24 Octobre 2013 , Rédigé par Entre Semnoz et Chéran Publié dans #Généralités

ou

UNE RETOMBEE INATTENDUE DE LA CONQUETE SPATIALE ?

 

Lorsque les Conquistadors se lancèrent à la découverte du Nouveau Monde, ils ne pouvaient se douter qu’ils s’aventuraient sur ce que, au 20 ème siècle, on pourrait appeler « la zone quinoa ».

Les hauts plateaux (Catherine) et l'épis du Quinoa (internet)
Les hauts plateaux (Catherine) et l'épis du Quinoa (internet)

Les hauts plateaux (Catherine) et l'épis du Quinoa (internet)

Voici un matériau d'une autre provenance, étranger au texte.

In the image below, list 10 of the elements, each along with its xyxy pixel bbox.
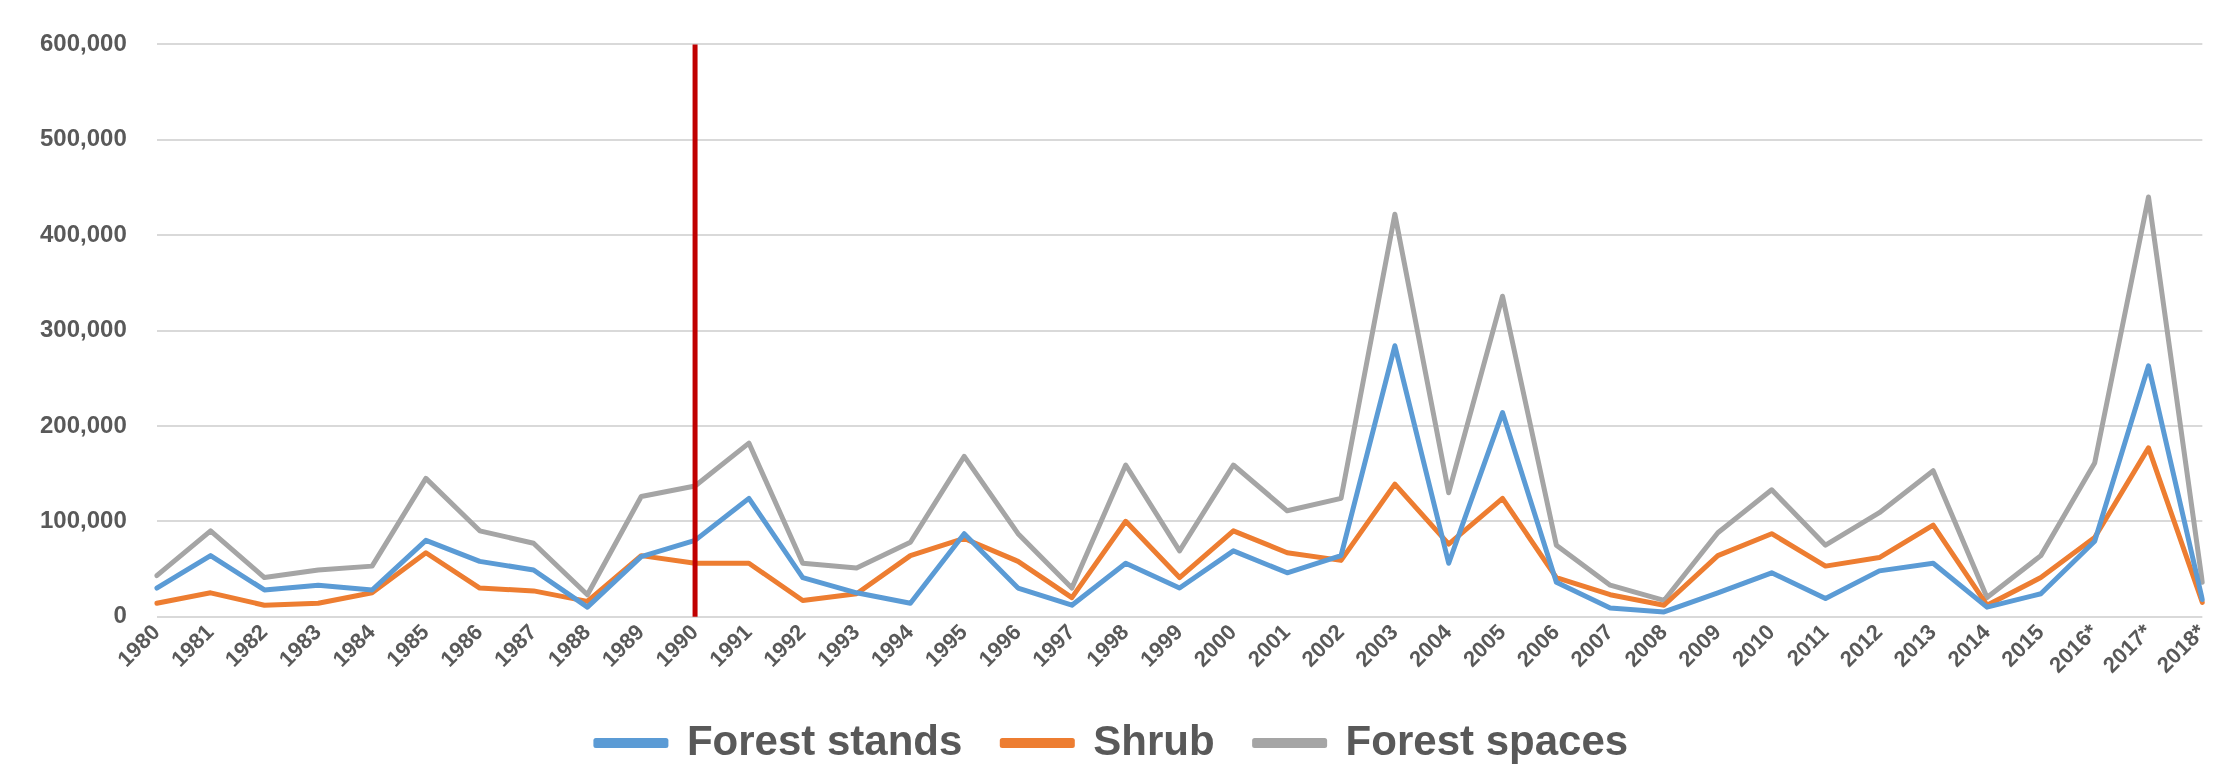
- y-tick-label: 200,000: [39, 410, 127, 438]
- y-tick-label: 0: [113, 601, 127, 629]
- y-tick-label: 400,000: [39, 219, 127, 247]
- y-tick-label: 500,000: [39, 124, 127, 152]
- y-tick-label: 300,000: [39, 315, 127, 343]
- legend-label: Shrub: [1093, 716, 1215, 764]
- y-tick-label: 600,000: [39, 29, 127, 57]
- legend-label: Forest stands: [686, 716, 963, 764]
- y-tick-label: 100,000: [39, 505, 127, 533]
- legend-label: Forest spaces: [1345, 716, 1629, 764]
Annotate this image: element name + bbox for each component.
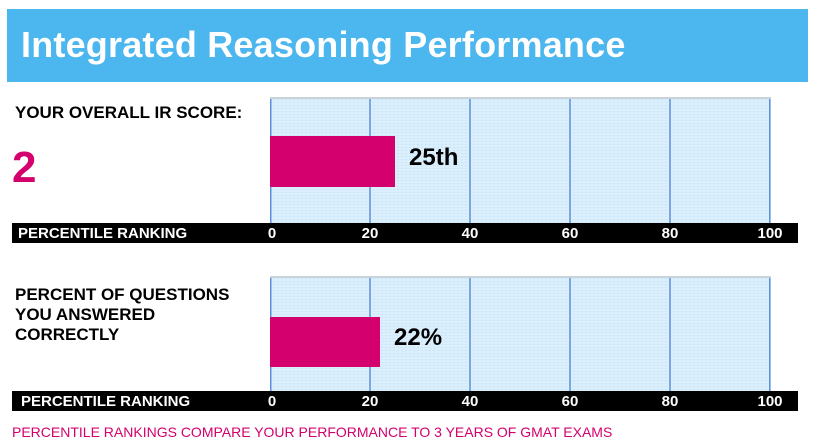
chart-questions-svg xyxy=(270,278,771,391)
chart-score-axis-title: PERCENTILE RANKING xyxy=(18,225,188,242)
x-tick-label: 40 xyxy=(461,393,479,410)
chart-score-axis: PERCENTILE RANKING 0 20 40 60 80 100 xyxy=(12,223,798,243)
x-tick-label: 80 xyxy=(661,393,679,410)
footnote: PERCENTILE RANKINGS COMPARE YOUR PERFORM… xyxy=(12,424,613,440)
x-tick-label: 80 xyxy=(661,225,679,242)
chart-questions-plot: 22% xyxy=(270,276,771,391)
chart-bar xyxy=(270,136,395,187)
x-tick-label: 20 xyxy=(361,393,379,410)
x-tick-label: 0 xyxy=(267,225,277,242)
questions-correct-label-line: YOU ANSWERED xyxy=(15,305,156,324)
x-tick-label: 40 xyxy=(461,225,479,242)
questions-percent-value-label: 22% xyxy=(394,324,443,351)
page-title: Integrated Reasoning Performance xyxy=(21,23,626,65)
questions-correct-label: PERCENT OF QUESTIONS YOU ANSWERED CORREC… xyxy=(15,285,265,345)
score-percentile-value-label: 25th xyxy=(409,144,459,171)
chart-questions-axis: PERCENTILE RANKING 0 20 40 60 80 100 xyxy=(12,391,798,411)
chart-score-plot: 25th xyxy=(270,97,771,223)
chart-score-svg xyxy=(270,99,771,223)
questions-correct-label-line: PERCENT OF QUESTIONS xyxy=(15,285,230,304)
overall-score-value: 2 xyxy=(12,143,37,192)
x-tick-label: 60 xyxy=(561,393,579,410)
chart-bar xyxy=(270,317,380,367)
x-tick-label: 100 xyxy=(757,393,783,410)
chart-questions-axis-title: PERCENTILE RANKING xyxy=(21,393,191,410)
x-tick-label: 60 xyxy=(561,225,579,242)
overall-score-label: YOUR OVERALL IR SCORE: xyxy=(15,103,243,122)
x-tick-label: 20 xyxy=(361,225,379,242)
header-banner: Integrated Reasoning Performance xyxy=(7,9,808,82)
x-tick-label: 100 xyxy=(757,225,783,242)
x-tick-label: 0 xyxy=(267,393,277,410)
questions-correct-label-line: CORRECTLY xyxy=(15,325,120,344)
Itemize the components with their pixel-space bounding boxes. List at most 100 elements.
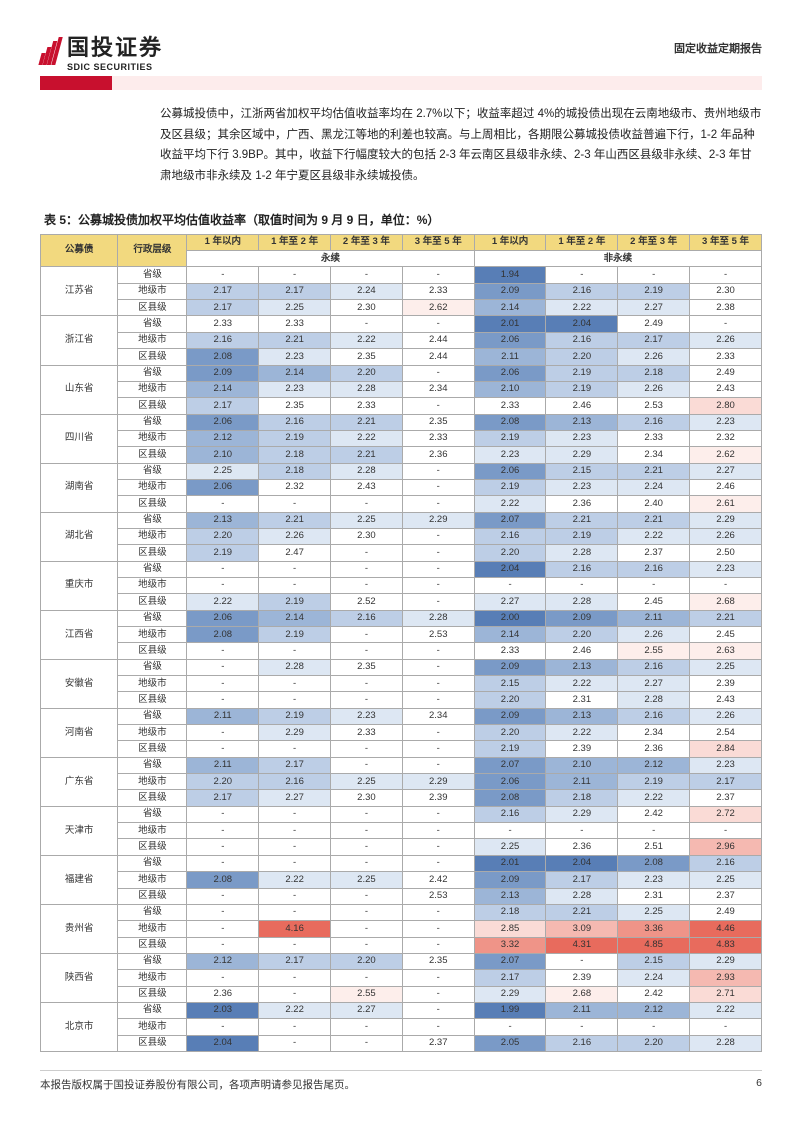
level-cell: 地级市 (118, 921, 187, 937)
value-cell: - (331, 643, 403, 659)
value-cell: - (331, 839, 403, 855)
table-row: 湖北省省级2.132.212.252.292.072.212.212.29 (41, 512, 762, 528)
value-cell: 2.47 (259, 545, 331, 561)
level-cell: 省级 (118, 512, 187, 528)
value-cell: 2.93 (690, 970, 762, 986)
value-cell: 2.96 (690, 839, 762, 855)
value-cell: 2.19 (187, 545, 259, 561)
value-cell: 2.32 (259, 479, 331, 495)
value-cell: 2.22 (690, 1002, 762, 1018)
value-cell: 2.17 (690, 774, 762, 790)
value-cell: 2.21 (546, 904, 618, 920)
table-row: 区县级----3.324.314.854.83 (41, 937, 762, 953)
value-cell: 4.85 (618, 937, 690, 953)
value-cell: - (187, 561, 259, 577)
province-cell: 湖北省 (41, 512, 118, 561)
value-cell: 2.45 (690, 627, 762, 643)
value-cell: 2.11 (618, 610, 690, 626)
level-cell: 地级市 (118, 577, 187, 593)
level-cell: 省级 (118, 267, 187, 283)
value-cell: 2.17 (546, 872, 618, 888)
value-cell: 2.27 (690, 463, 762, 479)
value-cell: - (187, 888, 259, 904)
value-cell: 1.94 (474, 267, 546, 283)
value-cell: - (402, 839, 474, 855)
value-cell: 2.16 (546, 283, 618, 299)
level-cell: 区县级 (118, 790, 187, 806)
province-cell: 河南省 (41, 708, 118, 757)
value-cell: - (331, 855, 403, 871)
value-cell: - (402, 643, 474, 659)
col-t4: 3 年至 5 年 (402, 234, 474, 250)
level-cell: 省级 (118, 708, 187, 724)
table-row: 地级市-------- (41, 823, 762, 839)
value-cell: 2.29 (690, 953, 762, 969)
value-cell: 2.19 (474, 479, 546, 495)
level-cell: 省级 (118, 904, 187, 920)
value-cell: - (187, 806, 259, 822)
value-cell: 2.36 (546, 496, 618, 512)
value-cell: 2.18 (474, 904, 546, 920)
value-cell: 2.29 (690, 512, 762, 528)
value-cell: - (546, 823, 618, 839)
value-cell: 2.33 (259, 316, 331, 332)
value-cell: 2.16 (331, 610, 403, 626)
value-cell: 4.83 (690, 937, 762, 953)
value-cell: 2.29 (402, 512, 474, 528)
value-cell: - (259, 855, 331, 871)
value-cell: 2.55 (331, 986, 403, 1002)
value-cell: 2.23 (690, 757, 762, 773)
value-cell: 2.20 (546, 627, 618, 643)
level-cell: 地级市 (118, 381, 187, 397)
value-cell: - (259, 937, 331, 953)
document-label: 固定收益定期报告 (674, 40, 762, 56)
value-cell: - (259, 676, 331, 692)
value-cell: 2.23 (546, 430, 618, 446)
value-cell: - (402, 725, 474, 741)
province-cell: 江西省 (41, 610, 118, 659)
table-row: 浙江省省级2.332.33--2.012.042.49- (41, 316, 762, 332)
value-cell: 2.09 (474, 283, 546, 299)
value-cell: 2.22 (546, 676, 618, 692)
value-cell: - (402, 757, 474, 773)
value-cell: 2.42 (618, 986, 690, 1002)
value-cell: - (259, 806, 331, 822)
value-cell: 2.33 (402, 283, 474, 299)
col-t1: 1 年以内 (187, 234, 259, 250)
value-cell: 2.23 (618, 872, 690, 888)
value-cell: 2.14 (474, 300, 546, 316)
value-cell: - (546, 1019, 618, 1035)
level-cell: 区县级 (118, 839, 187, 855)
table-row: 区县级2.172.272.302.392.082.182.222.37 (41, 790, 762, 806)
value-cell: - (402, 921, 474, 937)
table-row: 区县级2.192.47--2.202.282.372.50 (41, 545, 762, 561)
value-cell: - (618, 1019, 690, 1035)
value-cell: - (259, 904, 331, 920)
value-cell: 2.26 (690, 528, 762, 544)
table-row: 重庆市省级----2.042.162.162.23 (41, 561, 762, 577)
level-cell: 省级 (118, 610, 187, 626)
value-cell: 2.17 (187, 283, 259, 299)
value-cell: 2.16 (618, 708, 690, 724)
value-cell: 2.36 (546, 839, 618, 855)
value-cell: - (331, 496, 403, 512)
table-row: 地级市2.082.222.252.422.092.172.232.25 (41, 872, 762, 888)
level-cell: 区县级 (118, 349, 187, 365)
value-cell: - (618, 577, 690, 593)
header-rule (40, 76, 762, 90)
value-cell: 2.06 (187, 479, 259, 495)
value-cell: 2.04 (546, 316, 618, 332)
value-cell: 2.23 (690, 414, 762, 430)
col-t2: 1 年至 2 年 (259, 234, 331, 250)
value-cell: 2.17 (259, 283, 331, 299)
value-cell: 2.21 (259, 512, 331, 528)
value-cell: 2.33 (690, 349, 762, 365)
level-cell: 省级 (118, 365, 187, 381)
value-cell: - (331, 692, 403, 708)
value-cell: 2.16 (690, 855, 762, 871)
province-cell: 浙江省 (41, 316, 118, 365)
value-cell: 2.29 (546, 806, 618, 822)
province-cell: 山东省 (41, 365, 118, 414)
col-level: 行政层级 (118, 234, 187, 267)
province-cell: 北京市 (41, 1002, 118, 1051)
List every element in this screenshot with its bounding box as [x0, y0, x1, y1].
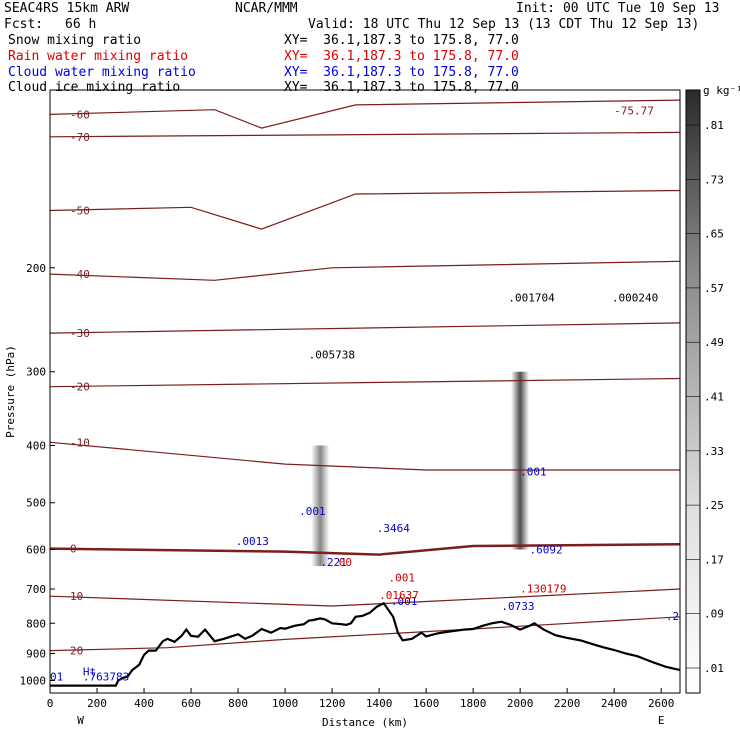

Plante typique de la Puna[1], le quinoa, dans la langue Quetchua, Chenopodium quinoa  pour les botanistes, était aussi appelé « la graine d’or », ou « la mère de toutes les graines » et était déjà domestiqué par les peuples précolombiens 5.000 ans Av.JC (traces dans les tombes au Chili, Pérou. Avant la domestication, les feuilles et les graines du quinoa devaient déjà servir de nourriture dans une période bien avant, vers les 7.000 ans Av.JC ; on pense que des poteries de Tiahuanaco[2] représentent la souche primitive du quinoa avec plusieurs panicules le long d’une même tige. Cette « pseudo céréale », graine consommée comme céréale, est remarquée et décrite par les Espagnols :

 

 

 

Pedro de Valdivia en remarque les cultures ; cette nourriture de 2ième rang après la pomme de terre chez les andins, rappelant le mil ou le riz à grains courts, n’a pas échappé à Garcilaso de la Vega dit l’Inca (3) dans ses Commentaires Royaux ; une première expédition de ses graines vers l’Europe fut un échec à cause d’une trop grande humidité ! En 1560 Cieza de Leon (4) remarque le quinoa est abondamment semé sur les terres froides des hauts plateaux de Pato et de Quito, alors que le maïs se fait rare. Bien plus tard au 19ième siècle, Alexander Humboldt (5), au cours de son passage en Colombie, signale la présence du quinoa auprès des habitants.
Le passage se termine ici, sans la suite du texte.